Setting up an image archive, sizes, resolution, etc.
Logos Flow products use the principle that it is better to link an image to a database, rather than store it in the actual database. For example, if you place a large high resolution image into a database, the size of the actual database will increase dramatically. Rather, offer a link
to the image, whether it is of a high or low resolution.
The ideal is:
- the ability to link to images when required
- the ability to open the linked image with whatever application is associated with images on your computer
- the ability to view a thumbnail from within the product or database
- the ability to have different views on the image from within the database, i.e. clip, stretch or zoom
To offer the various options required for imaging, hypertext / hypermedia
technology is used. Take a look at Hyperlink
below that describes how this works.
Setting up an archive of digital images: a suggestion
Create a folder on your computer, or network server, where all your images can be stored. You can create further sub-folders if you need to further divide the image files (i.e. c:\dataflow\images\art
). Another benefit: ff you create a sub-folder under the c:\DataFlow
folder called /Images/
then if you backup
(see below) the c:\DataFlow
then all the data, and related images, are also backed up.
Setting up an archive of digital images on a network
: if you are networking your database product and need to setup an image bank, it is advised that you create a shared folder that is accessed by all users on your network. Place images linked to the database within this folder.
If you are using one of the products that automatically
generates unique numbers
for each record then use this number in the image file name (i.e. 120
could be an image file called 120.jpg
If you are using one of the products that manually generates , then the accession or identity numbers that you give the items can be the image file name (i.e. 2000/1 could be an image file called 2000_1.jpg).
Image size and resolution: as images linked to a database are normally for photo documentation purposes, it is better to have a standard size and resolution. Over the years we have found the following to be ideal:
- Resolution: 72 dpi
- Orientation - landscape images: between 900 and 1000 pixels (px) in width
- Orientation - portrait images: between 600 and 700 pixels (px) in width
- Image quality - 85%
Please note the above sizes are a generalised standard, use your discretion it you have an image of something that is narrow and wide, or narrow and tall.
If you move, or delete an image file, or files, then the link from your product to the file will be incorrect. You will be notified that the file has moved if you try to activate the file via a Hyperlinks
form. You can then change the link manually, or remove the link if the file was deleted.
If you move an entire collection of image files, then use the search and replace
option to globally change the actual link information.
This form lets you use a variety of options to view an image. Note that if you wish to edit the image then click the actual hyperlink
as this will open the image in whatever application on your computer that you use to edit images.

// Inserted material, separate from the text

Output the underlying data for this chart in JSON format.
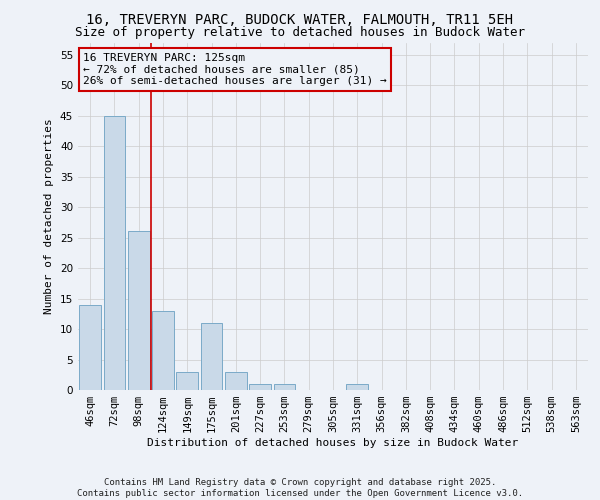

- Zoom view: literally fills the image frame with the image but keeps the correct proportions.
- Clip view: shows the actual size of the image, either the image will be reduced in size in the frame or enlarged, depending on the size of the actual image.
- Stretch view: makes the image fill the frame regardless of it's size and does not keep proportion.
- Tile view on: tiles the image in the frame.
- Tile view off (default): does not tile the image in the frame.